Toncoin (TON) token has recorded a near 72% decline year-over-year, leaving the token at a technical crossroads as mid-December 2025 trading displayed mixed signals. Market observers flagged support and short-term rebounds alongside persistent selling pressure, with key levels around $1.6025–$1.635 determining the immediate direction.
Market performance and price action for TON Token
Between December 9 and December 15, 2025, TON slid sharply year-to-date, approaching a 72% loss compared with its level twelve months earlier, according to contemporaneous market reports. On December 9, TON fell about 2% to $1.625, and by December 15 it posted a 3.4% drop to $1.5567; over the same 24-hour window the broader CoinDesk 20 index declined roughly 1.8%, indicating TON underperformed the wider benchmark amid elevated volatility. Intraday activity during this period featured pronounced spikes in trading volume on both declines and brief recoveries, which market reports interpreted as active trader repositioning.
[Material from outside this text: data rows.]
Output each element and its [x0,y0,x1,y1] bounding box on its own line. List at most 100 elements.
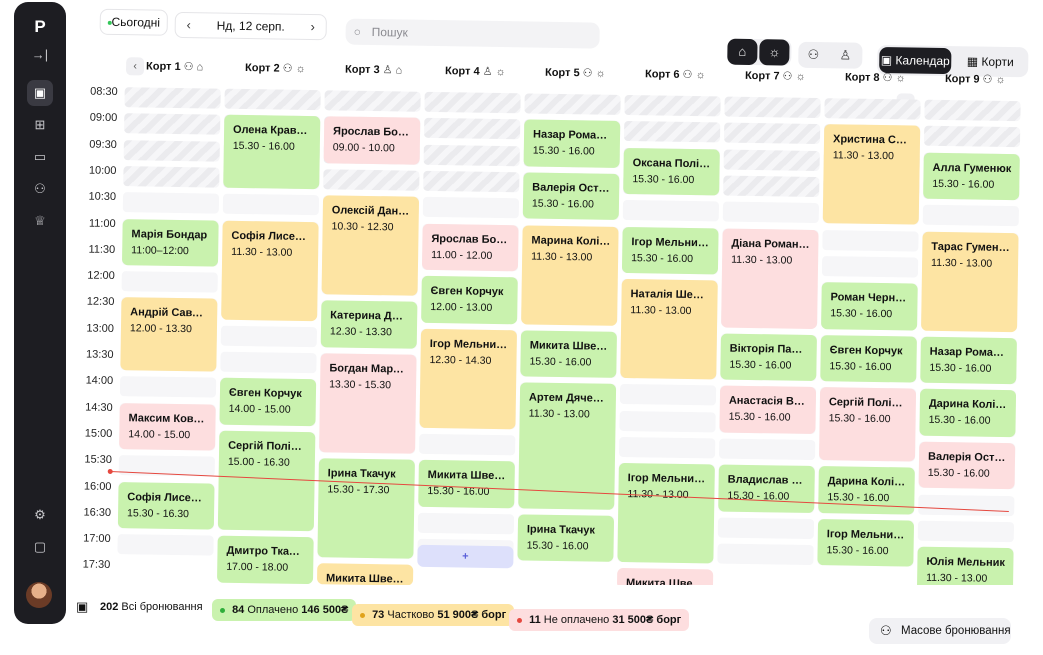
booking-card[interactable]: Сергій Поліщук 15.30 - 16.00 [818,387,917,462]
date-navigator: ‹ Нд, 12 серп. › [174,11,327,41]
booking-card[interactable]: Микита Швець 15.30 - 16.00 [520,330,617,379]
empty-slot[interactable] [422,197,520,219]
empty-slot[interactable] [619,384,717,406]
booking-card[interactable]: Анастасія Величко 15.30 - 16.00 [719,385,817,434]
empty-slot[interactable] [917,520,1015,542]
booking-card[interactable]: Тарас Гуменюк 11.30 - 13.00 [921,231,1019,332]
empty-slot[interactable] [222,193,320,216]
booking-card[interactable]: Назар Романюк 15.30 - 16.00 [523,119,621,168]
empty-slot[interactable] [220,351,317,374]
booking-card[interactable]: Дмитро Ткачук 17.00 - 18.00 [216,535,314,584]
booking-card[interactable]: Ігор Мельничук 15.30 - 16.00 [817,518,915,567]
empty-slot[interactable] [121,271,218,293]
today-button[interactable]: Сьогодні [99,8,168,36]
booking-card[interactable]: Марина Колісник 11.30 - 13.00 [521,224,619,326]
empty-slot[interactable] [822,229,919,252]
empty-slot[interactable] [122,192,220,214]
empty-slot[interactable] [719,438,816,460]
plus-icon: + [462,550,469,563]
outdoor-filter-icon[interactable]: ☼ [759,39,790,66]
empty-slot[interactable] [821,255,919,278]
booking-card[interactable]: Христина Соловйова 11.30 - 13.00 [822,124,921,226]
empty-slot[interactable] [117,534,214,556]
booking-card[interactable]: Ігор Мельничук11.30 - 13.00 [617,463,715,564]
empty-slot[interactable] [619,410,716,433]
court-header[interactable]: Корт 6 ⚇ ☼ [645,63,706,86]
booking-card[interactable]: Микита Швець [316,563,414,586]
current-date[interactable]: Нд, 12 серп. [202,13,300,39]
booking-card[interactable]: Валерія Остапенко 15.30 - 16.00 [918,441,1016,490]
booking-card[interactable]: Марія Бондар 11:00–12:00 [121,218,219,267]
empty-slot[interactable] [417,512,515,535]
booking-card[interactable]: Діана Романюк 11.30 - 13.00 [721,228,819,329]
scroll-left-icon[interactable]: ‹ [125,57,145,76]
booking-client-name: Євген Корчук [829,343,903,358]
booking-card[interactable]: Ярослав Бондар 11.00 - 12.00 [421,223,519,272]
partial-stat[interactable]: 73 Частково 51 900₴ борг [352,604,515,626]
empty-slot[interactable] [622,200,720,222]
booking-card[interactable]: Сергій Поліщук 15.00 - 16.30 [217,430,316,532]
empty-slot[interactable] [619,436,716,459]
booking-card[interactable]: Євген Корчук 14.00 - 15.00 [219,377,317,427]
booking-card[interactable]: Олена Кравець 15.30 - 16.00 [223,114,321,190]
singles-filter-icon[interactable]: ♙ [830,42,860,68]
empty-slot[interactable] [722,201,820,224]
booking-client-name: Андрій Савчук [130,306,210,320]
doubles-filter-icon[interactable]: ⚇ [798,42,828,68]
booking-card[interactable]: Назар Романюк 15.30 - 16.00 [920,336,1017,385]
booking-card[interactable]: Ірина Ткачук 15.30 - 17.30 [317,458,415,560]
booking-time: 15.30 - 16.00 [928,414,991,428]
court-header[interactable]: Корт 2 ⚇ ☼ [245,57,306,80]
booking-card[interactable]: Софія Лисенко 11.30 - 13.00 [221,220,319,321]
time-label: 16:30 [83,506,112,519]
booking-card[interactable]: Катерина Долинська 12.30 - 13.30 [320,300,418,349]
booking-card[interactable]: Алла Гуменюк 15.30 - 16.00 [923,152,1020,201]
unavailable-slot [623,121,721,143]
booking-card[interactable]: Роман Черненко 15.30 - 16.00 [821,282,918,331]
booking-card[interactable]: Микита Швець 15.30 - 16.00 [418,459,515,509]
empty-slot[interactable] [419,433,516,456]
booking-card[interactable]: Ігор Мельничук 12.30 - 14.30 [419,328,517,430]
search-input[interactable]: ○ Пошук [345,18,600,49]
court-header[interactable]: Корт 5 ⚇ ☼ [545,62,606,85]
empty-slot[interactable] [918,494,1015,516]
court-header[interactable]: Корт 1 ⚇ ⌂ [146,55,203,78]
booking-card[interactable]: Євген Корчук 15.30 - 16.00 [820,334,917,383]
booking-card[interactable]: Євген Корчук 12.00 - 13.00 [421,275,518,325]
court-header[interactable]: Корт 8 ⚇ ☼ [845,66,906,89]
court-header[interactable]: Корт 4 ♙ ☼ [445,60,506,83]
booking-card[interactable]: Богдан Марчук 13.30 - 15.30 [319,353,417,454]
booking-card[interactable]: Дарина Колісник 15.30 - 16.00 [919,388,1017,438]
booking-card[interactable]: Олексій Данилюк 10.30 - 12.30 [321,195,420,297]
search-icon: ○ [353,24,362,39]
booking-card[interactable]: Владислав Петренко 15.30 - 16.00 [718,464,815,513]
booking-card[interactable]: Валерія Остапенко 15.30 - 16.00 [522,172,620,221]
booking-card[interactable]: Ірина Ткачук 15.30 - 16.00 [517,514,615,563]
add-booking-button[interactable]: + [417,544,514,569]
booking-card[interactable]: Ярослав Бондар 09.00 - 10.00 [323,116,421,165]
court-header[interactable]: Корт 7 ⚇ ☼ [745,65,806,88]
indoor-filter-icon[interactable]: ⌂ [727,38,758,66]
booking-card[interactable]: Софія Лисенко 15.30 - 16.30 [117,481,215,530]
court-header[interactable]: Корт 9 ⚇ ☼ [945,68,1006,91]
booking-card[interactable]: Максим Коваль 14.00 - 15.00 [119,402,216,451]
empty-slot[interactable] [119,376,217,398]
empty-slot[interactable] [717,543,814,566]
next-day-icon[interactable]: › [302,15,324,39]
booking-card[interactable]: Ігор Мельничук 15.30 - 16.00 [621,226,719,275]
mass-booking-button[interactable]: ⚇ Масове бронювання [869,618,1011,644]
booking-card[interactable]: Наталія Шевченко 11.30 - 13.00 [620,279,718,380]
prev-day-icon[interactable]: ‹ [178,13,200,37]
time-label: 11:30 [88,243,116,256]
unpaid-stat[interactable]: 11 Не оплачено 31 500₴ борг [509,609,690,631]
paid-dot-icon [220,607,225,613]
booking-card[interactable]: Андрій Савчук 12.00 - 13.30 [120,297,218,372]
empty-slot[interactable] [220,325,318,347]
empty-slot[interactable] [717,517,815,539]
booking-card[interactable]: Вікторія Павленко 15.30 - 16.00 [720,333,817,382]
unavailable-slot [123,139,220,162]
empty-slot[interactable] [922,204,1019,227]
court-header[interactable]: Корт 3 ♙ ⌂ [345,59,402,82]
paid-stat[interactable]: 84 Оплачено 146 500₴ [212,599,357,621]
booking-card[interactable]: Оксана Поліщук 15.30 - 16.00 [623,147,720,196]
Support and resistance levels concentrated attention on the $1.6025 support zone and a near-term upside trigger at $1.635. A temporary low near $1.5449 produced short rebounds, but analysts described technical indicators as mixed, with buyer interest insufficiently sustained to negate prevailing selling pressure.
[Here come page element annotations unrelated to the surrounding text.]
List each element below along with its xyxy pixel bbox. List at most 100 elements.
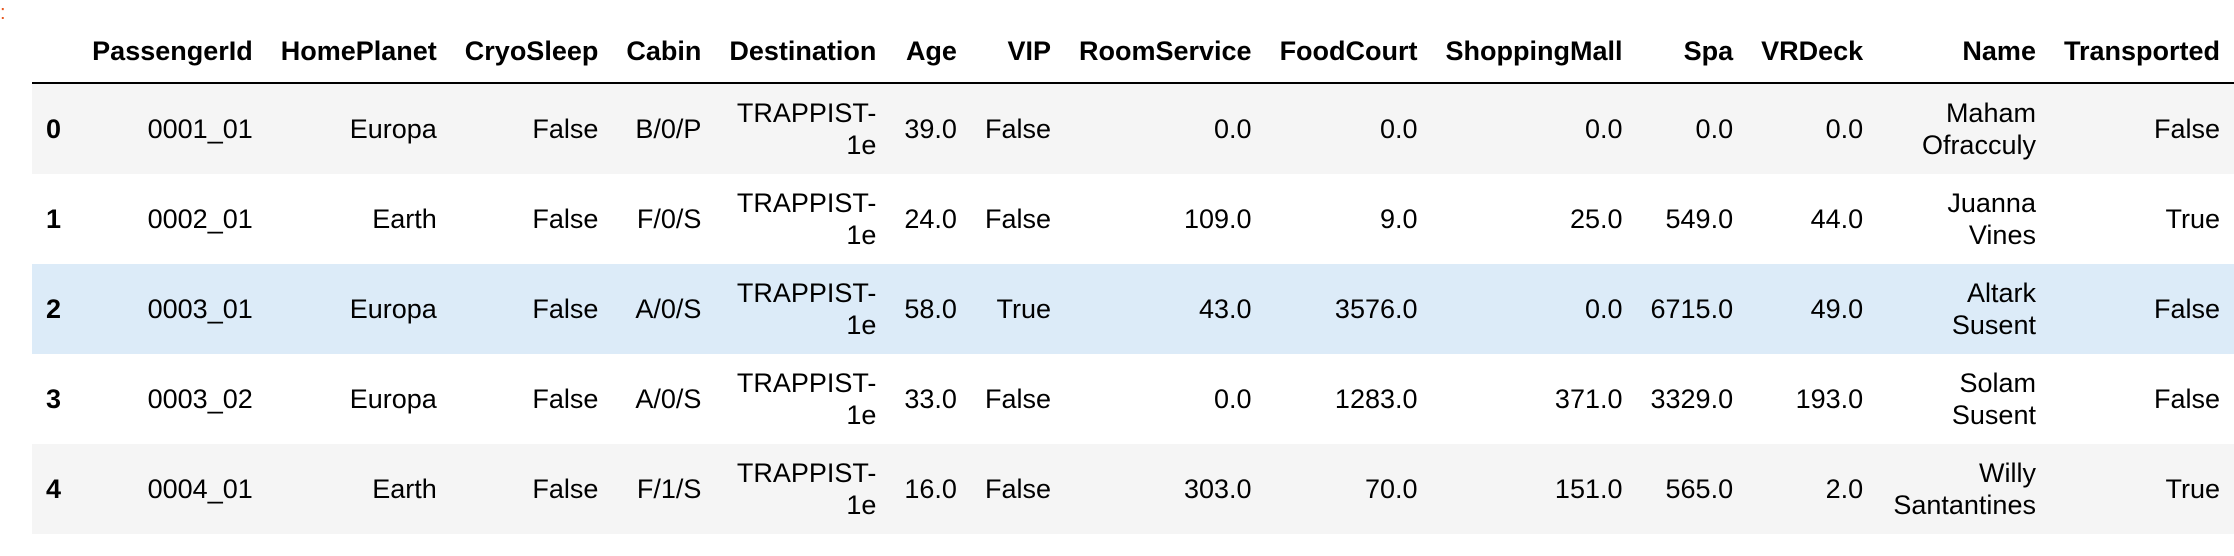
cell-spa: 565.0 [1665, 474, 1734, 504]
cell-cryosleep: False [532, 204, 599, 234]
header-roomservice: RoomService [1078, 35, 1252, 66]
cell-passengerid: 0003_02 [147, 384, 253, 414]
cell-spa: 0.0 [1695, 114, 1734, 144]
cell-homeplanet: Earth [372, 474, 437, 504]
cell-cryosleep: False [532, 294, 599, 324]
cell-age: 33.0 [904, 384, 957, 414]
cell-name: Maham Ofracculy [1921, 98, 2036, 160]
cell-cabin: A/0/S [635, 294, 702, 324]
cell-passengerid: 0003_01 [147, 294, 253, 324]
row-index: 3 [46, 383, 62, 414]
cell-name: Juanna Vines [1947, 188, 2036, 250]
table-row[interactable]: 3 0003_02 Europa False A/0/S TRAPPIST-1e 33.0 F… [32, 354, 2234, 444]
cell-transported: True [2165, 204, 2220, 234]
cell-transported: True [2165, 474, 2220, 504]
cell-transported: False [2153, 294, 2220, 324]
row-index: 1 [46, 203, 62, 234]
table-row[interactable]: 2 0003_01 Europa False A/0/S TRAPPIST-1e 58.0 T… [32, 264, 2234, 354]
cell-transported: False [2153, 384, 2220, 414]
cell-age: 39.0 [904, 114, 957, 144]
output-prompt-marker: : [0, 2, 6, 24]
header-vip: VIP [1007, 35, 1051, 66]
cell-vip: False [984, 114, 1051, 144]
cell-vrdeck: 0.0 [1825, 114, 1864, 144]
cell-cabin: A/0/S [635, 384, 702, 414]
cell-vip: False [984, 384, 1051, 414]
row-index: 2 [46, 293, 62, 324]
cell-name: Solam Susent [1951, 368, 2036, 430]
cell-shoppingmall: 25.0 [1569, 204, 1623, 234]
cell-roomservice: 109.0 [1183, 204, 1252, 234]
header-cabin: Cabin [626, 35, 702, 66]
cell-spa: 6715.0 [1650, 294, 1734, 324]
cell-homeplanet: Earth [372, 204, 437, 234]
cell-destination: TRAPPIST-1e [736, 458, 877, 520]
header-vrdeck: VRDeck [1761, 35, 1864, 66]
header-foodcourt: FoodCourt [1279, 35, 1418, 66]
cell-cabin: F/0/S [636, 204, 702, 234]
cell-vrdeck: 49.0 [1810, 294, 1864, 324]
cell-cabin: F/1/S [636, 474, 702, 504]
cell-spa: 3329.0 [1650, 384, 1734, 414]
cell-age: 58.0 [904, 294, 957, 324]
cell-foodcourt: 70.0 [1364, 474, 1418, 504]
cell-vip: False [984, 474, 1051, 504]
cell-roomservice: 0.0 [1214, 384, 1252, 414]
cell-vrdeck: 44.0 [1810, 204, 1864, 234]
table-header: PassengerId HomePlanet CryoSleep Cabin D… [32, 20, 2234, 83]
cell-homeplanet: Europa [349, 114, 437, 144]
cell-destination: TRAPPIST-1e [736, 98, 877, 160]
cell-shoppingmall: 0.0 [1584, 294, 1623, 324]
header-row: PassengerId HomePlanet CryoSleep Cabin D… [32, 20, 2234, 83]
cell-homeplanet: Europa [349, 384, 437, 414]
cell-roomservice: 43.0 [1199, 294, 1252, 324]
row-index: 0 [46, 113, 62, 144]
cell-foodcourt: 3576.0 [1334, 294, 1418, 324]
cell-roomservice: 0.0 [1214, 114, 1252, 144]
cell-name: Willy Santantines [1893, 458, 2036, 520]
cell-shoppingmall: 371.0 [1554, 384, 1623, 414]
cell-cryosleep: False [532, 474, 599, 504]
cell-vrdeck: 193.0 [1795, 384, 1864, 414]
header-destination: Destination [729, 35, 877, 66]
cell-roomservice: 303.0 [1183, 474, 1252, 504]
header-shoppingmall: ShoppingMall [1445, 35, 1623, 66]
header-transported: Transported [2063, 35, 2220, 66]
cell-spa: 549.0 [1665, 204, 1734, 234]
cell-vip: False [984, 204, 1051, 234]
cell-age: 24.0 [904, 204, 957, 234]
cell-foodcourt: 1283.0 [1334, 384, 1418, 414]
header-passengerid: PassengerId [92, 35, 253, 66]
table-row[interactable]: 1 0002_01 Earth False F/0/S TRAPPIST-1e 24.0 Fa… [32, 174, 2234, 264]
row-index: 4 [46, 473, 62, 504]
cell-transported: False [2153, 114, 2220, 144]
cell-cryosleep: False [532, 384, 599, 414]
table-row[interactable]: 0 0001_01 Europa False B/0/P TRAPPIST-1e 39.0 F… [32, 83, 2234, 174]
cell-name: Altark Susent [1951, 278, 2036, 340]
header-cryosleep: CryoSleep [464, 35, 599, 66]
cell-passengerid: 0001_01 [147, 114, 253, 144]
cell-shoppingmall: 151.0 [1554, 474, 1623, 504]
cell-homeplanet: Europa [349, 294, 437, 324]
cell-foodcourt: 9.0 [1379, 204, 1418, 234]
cell-destination: TRAPPIST-1e [736, 278, 877, 340]
table-row[interactable]: 4 0004_01 Earth False F/1/S TRAPPIST-1e 16.0 Fa… [32, 444, 2234, 534]
cell-passengerid: 0004_01 [147, 474, 253, 504]
cell-vrdeck: 2.0 [1825, 474, 1864, 504]
cell-cabin: B/0/P [635, 114, 702, 144]
header-homeplanet: HomePlanet [280, 35, 437, 66]
cell-vip: True [996, 294, 1051, 324]
dataframe-table: PassengerId HomePlanet CryoSleep Cabin D… [32, 20, 2234, 534]
header-index [32, 20, 78, 83]
cell-destination: TRAPPIST-1e [736, 188, 877, 250]
cell-foodcourt: 0.0 [1379, 114, 1418, 144]
header-spa: Spa [1683, 35, 1734, 66]
cell-destination: TRAPPIST-1e [736, 368, 877, 430]
cell-age: 16.0 [904, 474, 957, 504]
cell-passengerid: 0002_01 [147, 204, 253, 234]
header-name: Name [1962, 35, 2036, 66]
notebook-output: : PassengerId HomePlanet CryoSleep Cabin… [0, 0, 2234, 556]
header-age: Age [905, 35, 957, 66]
table-body: 0 0001_01 Europa False B/0/P TRAPPIST-1e 39.0 F… [32, 83, 2234, 534]
cell-shoppingmall: 0.0 [1584, 114, 1623, 144]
(Note: in trading niche, “support” is the price level where buying interest is expected to offset selling and slow a decline.)
Technical picture and implications for traders and treasuries
Technical patterns observed in mid-December showed the price briefly forming higher lows on increasing volume after testing the $1.6025 area, a structure some analysts view as early evidence of systematic buying. Market commentary suggested a decisive move above $1.635 could confirm a broader reversal, while a drop below $1.602 would reintroduce downside risk and likely invite further selling.
For active traders, the environment implied elevated intra-session volatility and the need for tighter risk controls; volume spikes signaled rapid position turnover rather than steady accumulation. Cryptocurrency treasuries and institutional holders face a trade-off between harvesting losses and waiting for a confirmed technical pivot, with mixed indicators recommending waiting for either a confirmed close above $1.635 on meaningful volume or a clear break under $1.602 before adjusting strategic allocations.
“The prevailing sentiment was one of watchful anticipation,” market reports noted, capturing the cautious stance taken by many participants as they awaited clearer confirmation.
TON entered a critical technical juncture in mid-December 2025, with near-term direction hinging on a confirmed breakout above $1.635 or a renewed break below $1.602. Next verified milestone: a sustained close above $1.635 or a decisive break below $1.602, both of which would materially change the short-term risk profile.